Four couples, who won in the raffle draw at the event, were given tickets to fertility treatment worth N1.3m each. Another four couples also won tickets worth N750,000 each for IVF assessment.
The consultant said fertility problems were having negative impacts on productivity, because it usually weighs down many with the challenge.
Obajimi stated, “Also, the government can provide insurance policy; I know that accessing care is expensive, but the government can have a special insurance package for the small percentage of individuals who have this challenge.
“The problem of infertility affects between 10 and 15 per cent of the population. This kind of insurance policy is given to people with fertility challenges outside the country and it can be replicated here. More developed countries provide specific assistance for people who have fertility challenges. They give them up to four trials of IVF and they stop when they have a baby. It is not going to be an endless insurance. It is an insurance that is targeted to meet a specific need and once that need is met, it is over.
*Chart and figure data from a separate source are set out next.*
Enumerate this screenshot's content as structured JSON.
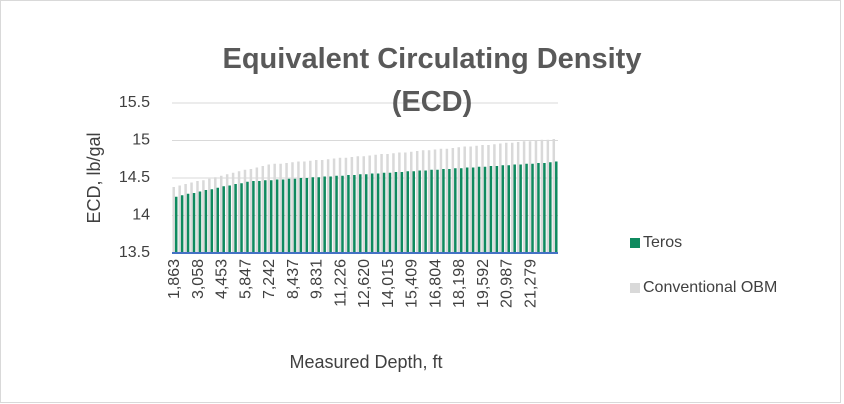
{
  "chart_data": {
    "type": "bar",
    "title": "Equivalent Circulating Density (ECD)",
    "x_label": "Measured Depth, ft",
    "y_label": "ECD, lb/gal",
    "categories": [
      "1,863",
      null,
      null,
      null,
      "3,058",
      null,
      null,
      null,
      "4,453",
      null,
      null,
      null,
      "5,847",
      null,
      null,
      null,
      "7,242",
      null,
      null,
      null,
      "8,437",
      null,
      null,
      null,
      "9,831",
      null,
      null,
      null,
      "11,226",
      null,
      null,
      null,
      "12,620",
      null,
      null,
      null,
      "14,015",
      null,
      null,
      null,
      "15,409",
      null,
      null,
      null,
      "16,804",
      null,
      null,
      null,
      "18,198",
      null,
      null,
      null,
      "19,592",
      null,
      null,
      null,
      "20,987",
      null,
      null,
      null,
      "21,279",
      null,
      null,
      null,
      null
    ],
    "series": [
      {
        "name": "Teros",
        "color": "#0f8a5f",
        "values": [
          14.25,
          14.27,
          14.29,
          14.3,
          14.32,
          14.34,
          14.35,
          14.37,
          14.39,
          14.4,
          14.42,
          14.43,
          14.45,
          14.46,
          14.46,
          14.47,
          14.47,
          14.48,
          14.48,
          14.49,
          14.49,
          14.5,
          14.5,
          14.51,
          14.51,
          14.52,
          14.52,
          14.53,
          14.53,
          14.54,
          14.54,
          14.55,
          14.55,
          14.56,
          14.56,
          14.57,
          14.57,
          14.58,
          14.58,
          14.59,
          14.59,
          14.6,
          14.6,
          14.61,
          14.61,
          14.62,
          14.62,
          14.63,
          14.63,
          14.64,
          14.64,
          14.65,
          14.65,
          14.66,
          14.66,
          14.67,
          14.67,
          14.68,
          14.68,
          14.69,
          14.69,
          14.7,
          14.7,
          14.71,
          14.72
        ]
      },
      {
        "name": "Conventional OBM",
        "color": "#d9d9d9",
        "values": [
          14.38,
          14.4,
          14.42,
          14.44,
          14.46,
          14.47,
          14.49,
          14.51,
          14.53,
          14.55,
          14.57,
          14.59,
          14.61,
          14.62,
          14.64,
          14.66,
          14.68,
          14.69,
          14.69,
          14.7,
          14.71,
          14.72,
          14.72,
          14.73,
          14.74,
          14.74,
          14.75,
          14.76,
          14.77,
          14.77,
          14.78,
          14.79,
          14.79,
          14.8,
          14.81,
          14.82,
          14.82,
          14.83,
          14.84,
          14.84,
          14.85,
          14.86,
          14.87,
          14.87,
          14.88,
          14.89,
          14.89,
          14.9,
          14.91,
          14.92,
          14.92,
          14.93,
          14.94,
          14.94,
          14.95,
          14.96,
          14.97,
          14.97,
          14.98,
          14.99,
          14.99,
          15.0,
          15.01,
          15.01,
          15.02
        ]
      }
    ],
    "ylim": [
      13.5,
      15.5
    ],
    "yticks": [
      13.5,
      14,
      14.5,
      15,
      15.5
    ],
    "grid": true,
    "axis_color": "#4472c4",
    "legend": "right"
  }
}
“Right now, we have 50 fertility centers in Nigeria, but when you look at the population density, this number is not enough. Even if it is one million people to one centre, you will see that we need at least 200. One center to a million people is even grossly inadequate. Studies have shown that a center should serve 1,500 persons.
The Consultant Gynaecologist, Vine Branch Fertility Centre, Dr Bukunmi Kolade, said in his address on the occasion that IVF treatment would remain costly until fertility centers were established in government hospitals across the country.
“IVF costs can’t come down until the centers are established in government hospitals,” he stated.
Kolade said his fertility clinic had recorded about 500 births, whose pregnancies were through IVF, in its seven years of existence.
He lamented the exodus of experts in the field, saying this was one of the challenges facing it like other medical fields.
Kolade also said the high cost of doing business and dependence on importation of drugs and other equipment were the reasons why the cost of IVF treatment was high in the country.
The fertility expert attributed the increasing rate of infertility among couples partly to infections, saying God was not against assisted conception in any way, because no human being had the capacity to make babies without the help of God.